Were COVID-19 a hoax – as some of our people believe – it would be the world’s greatest. A hoax that has afflicted over 82 million people, killed nearly two million, kept billions indoors for months, shut down economies, toppled some leaders, grounded airlines, locked up churches and mosques, retired some jobs, instigated violence, and frustrated many is no mean hoax. Those who crafted it would deserve top awards for creative craftmanship. Indeed, they would earn an invitation to lead a joint pantheon of Nollywood, Hollywood and Bollywood thespians to rescue us from reality because reality has failed us.
Unfortunately, COVID-19 is not a hoax. It is a tragedy. And there are no celebrity awards to win. The best awards are simply to keep ourselves, our families, neighbours and friends safe amid this crisis. We have been told that all it takes is using our facemasks religiously, washing our hands regularly, sanitizing them also, avoiding large gatherings, and maintaining social distance. What could be simpler?
We hear that those peddling different kinds of vaccines are a danger to humanity. And various conspiracy theories have been propounded to justify such a view. Perhaps, those vaccine people are a danger, indeed. To me, however, the real danger we face comes from our brothers, sisters, uncles, aunties, cousins, friends who believe COVID-19 is a hoax or, at best, a big (wo)man disease. Assuming COVID-19 was indeed a “big people” disease, who does not know that big people interact daily with the not-so-big like drivers, house helps, cooks, and cleaners who have families and friends?
The incredulous are a danger to us because, since they believe they are immune to the virus, they continue to live their lives as usual. They are a danger because they can infect all of us. They are a danger to our families and our communities. But we must not treat them like pariahs. We need to enlighten them for their own good and ours. In times of crisis, mass ignorance combined with mass incredulity can produce a lethal cocktail that could wipe away millions in less than the twinkling of an eye. We can pray for the second wave to go by quickly, but we can also act to knock it out swiftly. Leaders and influencers – in families, firms, churches, mosques, online groups – must all rise to beam the light of enlightenment on our people. Religious leaders have a special role to play in this regard as most Nigerians claim to be religious and whatever the pastor or imam says carries weight. They must help their congregations grasp the reality of the pandemic. Every opportunity, forum and platform should be utilized to make people aware of the direness of the situation.
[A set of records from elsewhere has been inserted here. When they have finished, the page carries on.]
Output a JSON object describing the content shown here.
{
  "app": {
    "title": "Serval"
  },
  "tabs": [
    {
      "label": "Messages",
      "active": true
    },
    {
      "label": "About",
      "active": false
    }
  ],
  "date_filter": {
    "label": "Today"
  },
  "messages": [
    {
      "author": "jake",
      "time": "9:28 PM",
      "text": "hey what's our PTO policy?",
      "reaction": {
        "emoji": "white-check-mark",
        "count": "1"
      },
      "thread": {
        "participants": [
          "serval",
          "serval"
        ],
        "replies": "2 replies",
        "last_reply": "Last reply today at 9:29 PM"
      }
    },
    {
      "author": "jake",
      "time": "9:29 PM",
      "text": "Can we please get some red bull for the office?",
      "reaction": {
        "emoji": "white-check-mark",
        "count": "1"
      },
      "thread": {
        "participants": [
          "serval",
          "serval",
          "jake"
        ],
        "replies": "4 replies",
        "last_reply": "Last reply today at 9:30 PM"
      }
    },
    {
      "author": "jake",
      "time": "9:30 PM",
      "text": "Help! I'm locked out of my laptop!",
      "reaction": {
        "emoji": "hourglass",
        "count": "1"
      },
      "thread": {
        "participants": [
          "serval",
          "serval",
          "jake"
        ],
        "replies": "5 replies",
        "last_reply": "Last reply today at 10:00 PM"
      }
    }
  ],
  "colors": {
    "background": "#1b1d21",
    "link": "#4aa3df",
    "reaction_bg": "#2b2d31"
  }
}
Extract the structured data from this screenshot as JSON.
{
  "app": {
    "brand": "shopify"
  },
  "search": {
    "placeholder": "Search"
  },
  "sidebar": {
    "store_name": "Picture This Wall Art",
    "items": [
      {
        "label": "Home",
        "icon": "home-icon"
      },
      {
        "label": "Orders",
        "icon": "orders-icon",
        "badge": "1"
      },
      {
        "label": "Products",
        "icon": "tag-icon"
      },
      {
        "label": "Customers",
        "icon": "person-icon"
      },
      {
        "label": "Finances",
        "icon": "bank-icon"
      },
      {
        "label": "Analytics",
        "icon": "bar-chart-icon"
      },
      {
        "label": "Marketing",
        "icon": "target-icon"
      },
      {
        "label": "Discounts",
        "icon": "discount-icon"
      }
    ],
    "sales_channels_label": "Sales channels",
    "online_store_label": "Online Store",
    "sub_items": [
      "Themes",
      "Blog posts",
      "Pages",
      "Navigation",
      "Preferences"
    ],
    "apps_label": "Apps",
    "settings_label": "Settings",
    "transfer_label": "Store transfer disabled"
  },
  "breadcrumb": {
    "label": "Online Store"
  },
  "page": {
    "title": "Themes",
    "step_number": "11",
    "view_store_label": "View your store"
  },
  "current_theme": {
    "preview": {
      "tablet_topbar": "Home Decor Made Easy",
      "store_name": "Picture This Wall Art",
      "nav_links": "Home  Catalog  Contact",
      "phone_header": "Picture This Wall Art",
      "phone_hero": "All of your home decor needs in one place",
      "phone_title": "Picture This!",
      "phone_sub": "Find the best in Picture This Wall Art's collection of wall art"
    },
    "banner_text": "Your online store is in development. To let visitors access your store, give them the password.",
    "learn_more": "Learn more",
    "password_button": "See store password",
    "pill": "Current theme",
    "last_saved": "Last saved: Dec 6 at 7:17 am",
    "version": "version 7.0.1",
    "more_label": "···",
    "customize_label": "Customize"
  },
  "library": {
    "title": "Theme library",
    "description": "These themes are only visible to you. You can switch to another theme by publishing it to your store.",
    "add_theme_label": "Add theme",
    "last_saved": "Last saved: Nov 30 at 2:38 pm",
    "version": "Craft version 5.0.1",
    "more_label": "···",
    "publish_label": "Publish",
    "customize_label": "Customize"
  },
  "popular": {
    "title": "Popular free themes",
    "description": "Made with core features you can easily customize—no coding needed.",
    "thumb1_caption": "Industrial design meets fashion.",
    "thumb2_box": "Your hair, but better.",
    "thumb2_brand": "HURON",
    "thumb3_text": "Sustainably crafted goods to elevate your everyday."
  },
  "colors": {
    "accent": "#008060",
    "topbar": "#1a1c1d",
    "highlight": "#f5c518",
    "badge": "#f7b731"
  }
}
As government contemplates its response to the fresh wave of infections, a lockdown may or may not be a great option. It all depends on what is considered critical. A fresh lockdown will make survival difficult for many people and the economy. On the other hand, unless people voluntarily comply with health precautions, only a lockdown will break the chain of transmission. It is a tough call either way. Ironically, the incredulous ones among us keep arguing that “something must kill a man.” We agree with them – but that “something” does not have to be COVID-19. This is one killer we can evade if we do simple things right.
Dr Nwankwo lives in Lagos and works in the development sector.